Wenn man nun Bilanz ziehen möchte, scheint die BDS-Bewegung keinen Erfolg darin gehabt zu haben, die Abhaltung oder den Erfolg des Songcontest in Israel zu beeinflussen. Auf die Frage, ob denn die Boykottaufrufe irgendeinen Effekt hatten, antwortete die Eurovision Pressestelle auf Anfrage von Mena Watch: „Die einfache Antwort ist nein. Der Eurovision Songcontest ist ein apolitisches Event und Millionen Fans und Zuseher haben die Show live in der Expo Arena, bei Veranstaltungen in der ganz Tel Aviv und von zu Hause aus mitverfolgt.“ Im Gegensatz dazu behaupten BDS-Aktivisten, dass ihre Anstrengungen die Anzahl der Besucher und Touristen wesentlich reduziert haben. Während letztes Jahr in Lissabon rund 90,000 Touristen aus Anlass des Songcontests die Stadt besucht hatten, waren es in Tel Aviv dieses Jahr lediglich rund 10,000. Die Gründe hierfür finden sich jedoch laut Berichten nicht in den Erfolgen der BDS-Bewegung, sondern in den hohen Preisen für Flüge, Unterkünfte und Tickets sowie der Abschreckung aufgrund der gewalttätigen Eskalation um den Gazastreifen vor zwei Wochen.
Was heißt dies nun für den kulturellen Boykott allgemein? Im Falle des Eurovision Songcontest scheint dieser gescheitert zu sein, da Israel offensichtlich von den Forderungen der BDS-Bewegung unberührt blieb und auch die Teilnehmer und Zuseher nicht abgeschreckt wurden. Der Eurovision Songcontest wurde im Kontext des Zweiten Weltkriegs ins Leben gerufen, um Nationen näher zusammenzubringen und den kulturellen Austausch zu fördern – abseits von allfällig bestehenden historischen und politischen Konflikten. Kultur und Musik müssen auch heute, im 21. Jahrhundert, apolitisch bleiben und dürfen nicht zu Waffen für politische Agenden gemacht werden.

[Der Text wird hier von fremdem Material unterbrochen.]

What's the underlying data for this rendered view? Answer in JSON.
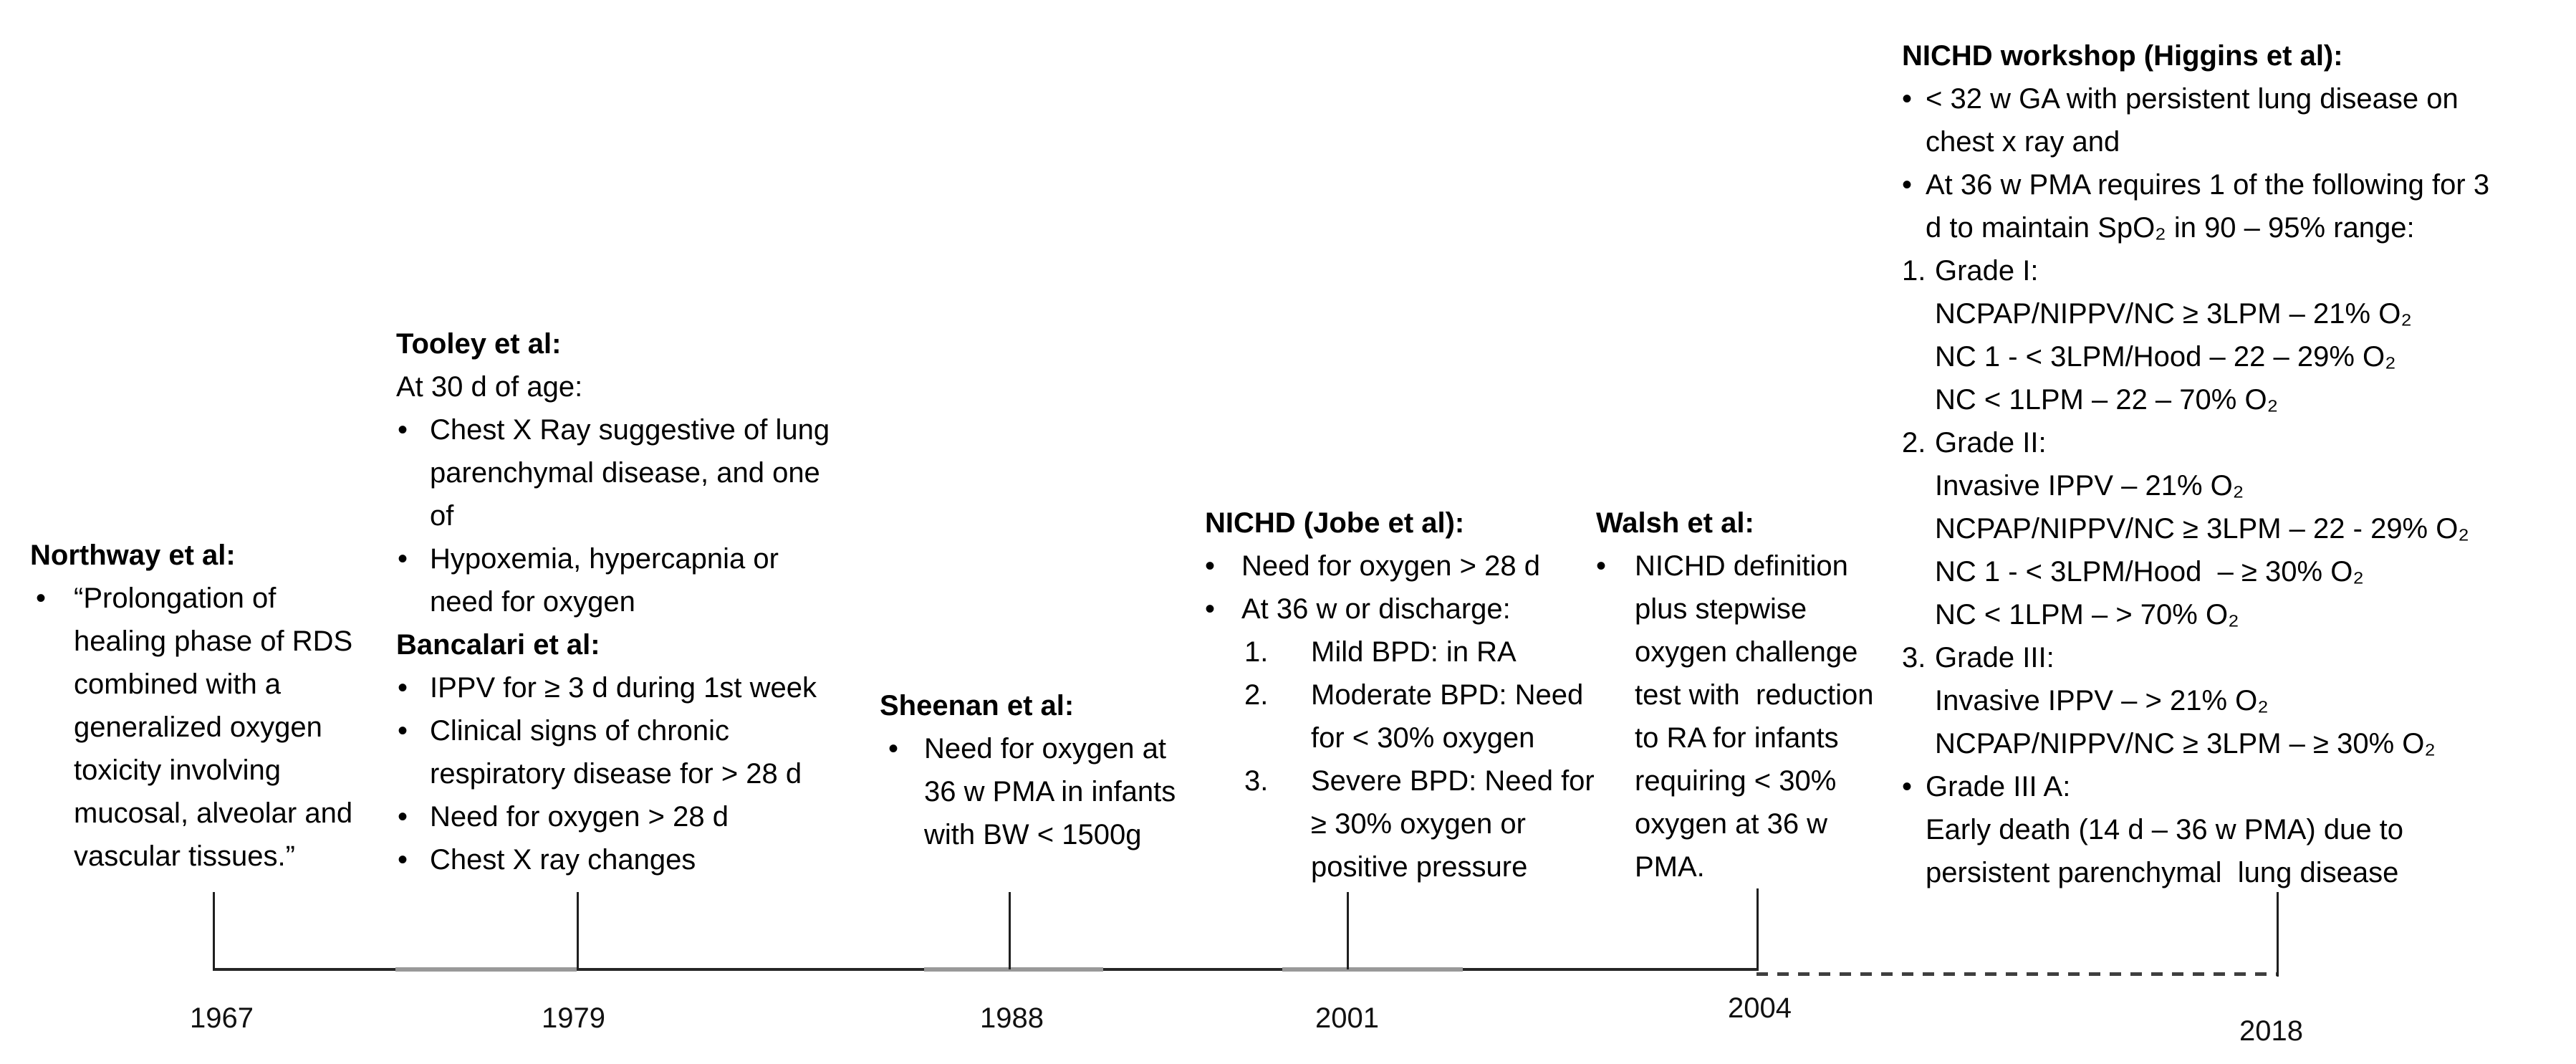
{
  "figure": {
    "description_colors": {
      "text": "#000000",
      "axis": "#262626",
      "axis_gray": "#999999",
      "background": "#ffffff"
    }
  },
  "timeline": {
    "years": [
      {
        "label": "1967"
      },
      {
        "label": "1979"
      },
      {
        "label": "1988"
      },
      {
        "label": "2001"
      },
      {
        "label": "2004"
      },
      {
        "label": "2018"
      }
    ]
  },
  "blocks": [
    {
      "id": "northway",
      "title": "Northway et al:",
      "items": [
        {
          "m": "•",
          "lines": [
            "“Prolongation of",
            "healing phase of RDS",
            "combined with a",
            "generalized oxygen",
            "toxicity involving",
            "mucosal, alveolar and",
            "vascular tissues.”"
          ]
        }
      ]
    },
    {
      "id": "tooley",
      "title": "Tooley et al:",
      "subtitle": "At 30 d of age:",
      "items": [
        {
          "m": "•",
          "lines": [
            "Chest X Ray suggestive of lung",
            "parenchymal disease, and one",
            "of"
          ]
        },
        {
          "m": "•",
          "lines": [
            "Hypoxemia, hypercapnia or",
            "need for oxygen"
          ]
        }
      ]
    },
    {
      "id": "bancalari",
      "title": "Bancalari et al:",
      "items": [
        {
          "m": "•",
          "lines": [
            "IPPV for ≥ 3 d during 1st week"
          ]
        },
        {
          "m": "•",
          "lines": [
            "Clinical signs of chronic",
            "respiratory disease for > 28 d"
          ]
        },
        {
          "m": "•",
          "lines": [
            "Need for oxygen > 28 d"
          ]
        },
        {
          "m": "•",
          "lines": [
            "Chest X ray changes"
          ]
        }
      ]
    },
    {
      "id": "sheenan",
      "title": "Sheenan et al:",
      "items": [
        {
          "m": "•",
          "lines": [
            "Need for oxygen at",
            "36 w PMA in infants",
            "with BW < 1500g"
          ]
        }
      ]
    },
    {
      "id": "jobe",
      "title": "NICHD (Jobe et al):",
      "items": [
        {
          "m": "•",
          "lines": [
            "Need for oxygen > 28 d"
          ]
        },
        {
          "m": "•",
          "lines": [
            "At 36 w or discharge:"
          ]
        },
        {
          "m": "1.",
          "lines": [
            "Mild BPD: in RA"
          ]
        },
        {
          "m": "2.",
          "lines": [
            "Moderate BPD: Need",
            "for < 30% oxygen"
          ]
        },
        {
          "m": "3.",
          "lines": [
            "Severe BPD: Need for",
            "≥ 30% oxygen or",
            "positive pressure"
          ]
        }
      ]
    },
    {
      "id": "walsh",
      "title": "Walsh et al:",
      "items": [
        {
          "m": "•",
          "lines": [
            "NICHD definition",
            "plus stepwise",
            "oxygen challenge",
            "test with  reduction",
            "to RA for infants",
            "requiring < 30%",
            "oxygen at 36 w",
            "PMA."
          ]
        }
      ]
    },
    {
      "id": "higgins",
      "title": "NICHD workshop (Higgins et al):",
      "items": [
        {
          "m": "•",
          "lines": [
            "< 32 w GA with persistent lung disease on",
            "chest x ray and"
          ]
        },
        {
          "m": "•",
          "lines": [
            "At 36 w PMA requires 1 of the following for 3",
            "d to maintain SpO₂ in 90 – 95% range:"
          ]
        },
        {
          "m": "1.",
          "lines": [
            "Grade I:",
            "NCPAP/NIPPV/NC ≥ 3LPM – 21% O₂",
            "NC 1 - < 3LPM/Hood – 22 – 29% O₂",
            "NC < 1LPM – 22 – 70% O₂"
          ]
        },
        {
          "m": "2.",
          "lines": [
            "Grade II:",
            "Invasive IPPV – 21% O₂",
            "NCPAP/NIPPV/NC ≥ 3LPM – 22 - 29% O₂",
            "NC 1 - < 3LPM/Hood  – ≥ 30% O₂",
            "NC < 1LPM – > 70% O₂"
          ]
        },
        {
          "m": "3.",
          "lines": [
            "Grade III:",
            "Invasive IPPV – > 21% O₂",
            "NCPAP/NIPPV/NC ≥ 3LPM – ≥ 30% O₂"
          ]
        },
        {
          "m": "•",
          "lines": [
            "Grade III A:",
            "Early death (14 d – 36 w PMA) due to",
            "persistent parenchymal  lung disease"
          ]
        }
      ]
    }
  ]
}
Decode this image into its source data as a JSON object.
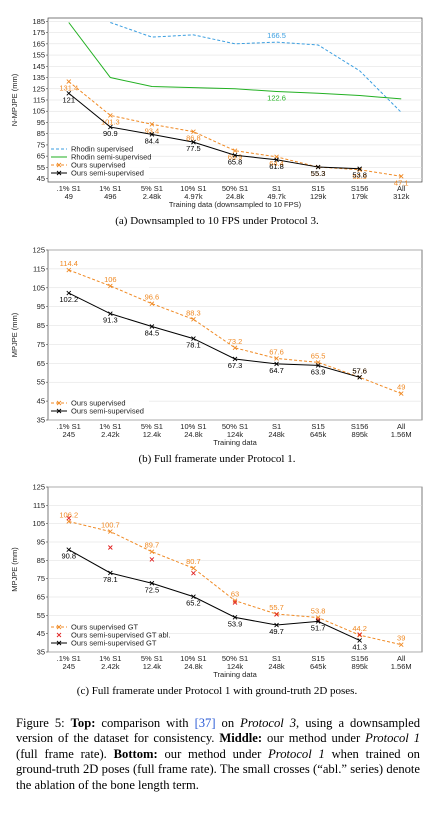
{
  "chart_data": [
    {
      "type": "line",
      "ylabel": "N-MPJPE (mm)",
      "xlabel": "Training data (downsampled to 10 FPS)",
      "caption": "(a) Downsampled to 10 FPS under Protocol 3.",
      "categories": [
        [
          ".1% S1",
          "49"
        ],
        [
          "1% S1",
          "496"
        ],
        [
          "5% S1",
          "2.48k"
        ],
        [
          "10% S1",
          "4.97k"
        ],
        [
          "50% S1",
          "24.8k"
        ],
        [
          "S1",
          "49.7k"
        ],
        [
          "S15",
          "129k"
        ],
        [
          "S156",
          "179k"
        ],
        [
          "All",
          "312k"
        ]
      ],
      "ylim": [
        42,
        188
      ],
      "yticks": [
        45,
        55,
        65,
        75,
        85,
        95,
        105,
        115,
        125,
        135,
        145,
        155,
        165,
        175,
        185
      ],
      "legend": "lower left",
      "series": [
        {
          "name": "Rhodin supervised",
          "color": "#3a9ee0",
          "dashed": true,
          "values": [
            null,
            184,
            171,
            173,
            165,
            166.5,
            164,
            141,
            104
          ],
          "value_labels": [
            null,
            null,
            null,
            null,
            null,
            "166.5",
            null,
            null,
            null
          ]
        },
        {
          "name": "Rhodin semi-supervised",
          "color": "#22b022",
          "values": [
            184,
            135,
            127,
            126,
            125,
            122.6,
            121,
            119,
            116
          ],
          "value_labels": [
            null,
            null,
            null,
            null,
            null,
            "122.6",
            null,
            null,
            null
          ]
        },
        {
          "name": "Ours supervised",
          "color": "#f08a24",
          "dashed": true,
          "marker": "x",
          "values": [
            131.4,
            101.3,
            93.4,
            86.8,
            69.9,
            64.4,
            55.3,
            52.9,
            47.1
          ],
          "value_labels": [
            "131.4",
            "101.3",
            "93.4",
            "86.8",
            "69.9",
            "64.4",
            "55.3",
            "52.9",
            "47.1"
          ]
        },
        {
          "name": "Ours semi-supervised",
          "color": "#000000",
          "marker": "x",
          "values": [
            121,
            90.9,
            84.4,
            77.5,
            65.8,
            61.8,
            55.3,
            53.8,
            null
          ],
          "value_labels": [
            "121",
            "90.9",
            "84.4",
            "77.5",
            "65.8",
            "61.8",
            "55.3",
            "53.8",
            null
          ]
        }
      ]
    },
    {
      "type": "line",
      "ylabel": "MPJPE (mm)",
      "xlabel": "Training data",
      "caption": "(b) Full framerate under Protocol 1.",
      "categories": [
        [
          ".1% S1",
          "245"
        ],
        [
          "1% S1",
          "2.42k"
        ],
        [
          "5% S1",
          "12.4k"
        ],
        [
          "10% S1",
          "24.8k"
        ],
        [
          "50% S1",
          "124k"
        ],
        [
          "S1",
          "248k"
        ],
        [
          "S15",
          "645k"
        ],
        [
          "S156",
          "895k"
        ],
        [
          "All",
          "1.56M"
        ]
      ],
      "ylim": [
        35,
        125
      ],
      "yticks": [
        35,
        45,
        55,
        65,
        75,
        85,
        95,
        105,
        115,
        125
      ],
      "legend": "lower left",
      "series": [
        {
          "name": "Ours supervised",
          "color": "#f08a24",
          "dashed": true,
          "marker": "x",
          "values": [
            114.4,
            106,
            96.6,
            88.3,
            73.2,
            67.6,
            65.5,
            57.6,
            49
          ],
          "value_labels": [
            "114.4",
            "106",
            "96.6",
            "88.3",
            "73.2",
            "67.6",
            "65.5",
            "57.6",
            "49"
          ]
        },
        {
          "name": "Ours semi-supervised",
          "color": "#000000",
          "marker": "x",
          "values": [
            102.2,
            91.3,
            84.5,
            78.1,
            67.3,
            64.7,
            63.9,
            57.6,
            null
          ],
          "value_labels": [
            "102.2",
            "91.3",
            "84.5",
            "78.1",
            "67.3",
            "64.7",
            "63.9",
            "57.6",
            null
          ]
        }
      ]
    },
    {
      "type": "line",
      "ylabel": "MPJPE (mm)",
      "xlabel": "Training data",
      "caption": "(c) Full framerate under Protocol 1 with ground-truth 2D poses.",
      "categories": [
        [
          ".1% S1",
          "245"
        ],
        [
          "1% S1",
          "2.42k"
        ],
        [
          "5% S1",
          "12.4k"
        ],
        [
          "10% S1",
          "24.8k"
        ],
        [
          "50% S1",
          "124k"
        ],
        [
          "S1",
          "248k"
        ],
        [
          "S15",
          "645k"
        ],
        [
          "S156",
          "895k"
        ],
        [
          "All",
          "1.56M"
        ]
      ],
      "ylim": [
        35,
        125
      ],
      "yticks": [
        35,
        45,
        55,
        65,
        75,
        85,
        95,
        105,
        115,
        125
      ],
      "legend": "lower left",
      "series": [
        {
          "name": "Ours supervised GT",
          "color": "#f08a24",
          "dashed": true,
          "marker": "x",
          "values": [
            106.2,
            100.7,
            89.7,
            80.7,
            63,
            55.7,
            53.8,
            44.2,
            39
          ],
          "value_labels": [
            "106.2",
            "100.7",
            "89.7",
            "80.7",
            "63",
            "55.7",
            "53.8",
            "44.2",
            "39"
          ]
        },
        {
          "name": "Ours semi-supervised GT abl.",
          "color": "#e02020",
          "noline": true,
          "marker": "x",
          "values": [
            108,
            92,
            85.5,
            78,
            62,
            55.5,
            52.5,
            44.5,
            null
          ]
        },
        {
          "name": "Ours semi-supervised GT",
          "color": "#000000",
          "marker": "x",
          "values": [
            90.8,
            78.1,
            72.5,
            65.2,
            53.9,
            49.7,
            51.7,
            41.3,
            null
          ],
          "value_labels": [
            "90.8",
            "78.1",
            "72.5",
            "65.2",
            "53.9",
            "49.7",
            "51.7",
            "41.3",
            null
          ]
        }
      ]
    }
  ],
  "figure_caption": [
    {
      "text": "Figure 5: "
    },
    {
      "text": "Top:",
      "style": "bold"
    },
    {
      "text": " comparison with "
    },
    {
      "text": "[37]",
      "style": "link"
    },
    {
      "text": " on "
    },
    {
      "text": "Protocol 3",
      "style": "italic"
    },
    {
      "text": ", using a downsampled version of the dataset for consistency. "
    },
    {
      "text": "Middle:",
      "style": "bold"
    },
    {
      "text": " our method under "
    },
    {
      "text": "Protocol 1",
      "style": "italic"
    },
    {
      "text": " (full frame rate). "
    },
    {
      "text": "Bottom:",
      "style": "bold"
    },
    {
      "text": " our method under "
    },
    {
      "text": "Protocol 1",
      "style": "italic"
    },
    {
      "text": " when trained on ground-truth 2D poses (full frame rate). The small crosses (“abl.” series) denote the ablation of the bone length term."
    }
  ]
}
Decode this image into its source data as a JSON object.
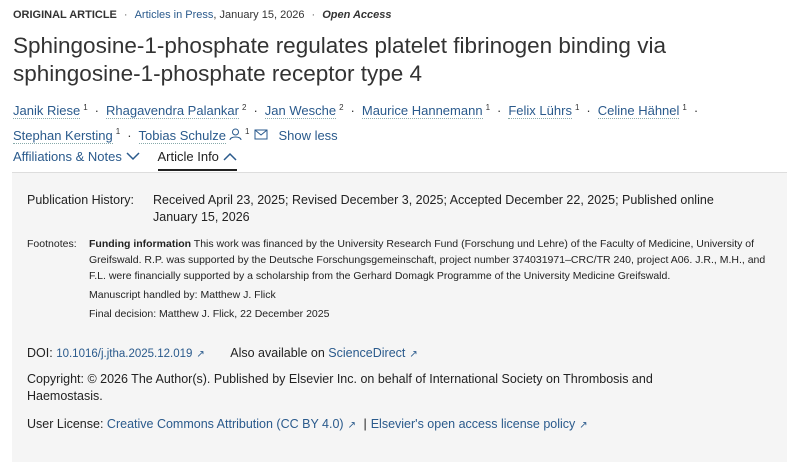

Die BDS-Bewegung gewann im Kontext der zweiten Intifada an Prominenz und wurde seither als die gewaltfreie Alternative für den Protest gegen Israels Politik gefeiert. Was dabei jedoch oft aus den Augen verloren wird ist, dass nicht nur der palästinensische Anspruch auf nationale Selbstbestimmung Legitimität hat, sondern auch Israel ein grundlegendes Existenzrecht besitzt. Das Ziel der BDS-Bewegung scheint es nicht zu sein, ein Ende der israelischen Besatzung des Westjordanlandes zu erreichen und damit eine Zwei-Staaten-Lösung zu vertreten, sondern Israels Legitimität ganz allgemein in Frage zu stellen. Abgesehen davon sollte die Bühne für die Lösung des Nahostkonfliktes ohnehin nicht jene des Eurovision Songcontests sein, sondern Verhandlungen zwischen den beiden Seiten als gleichwertige Partner.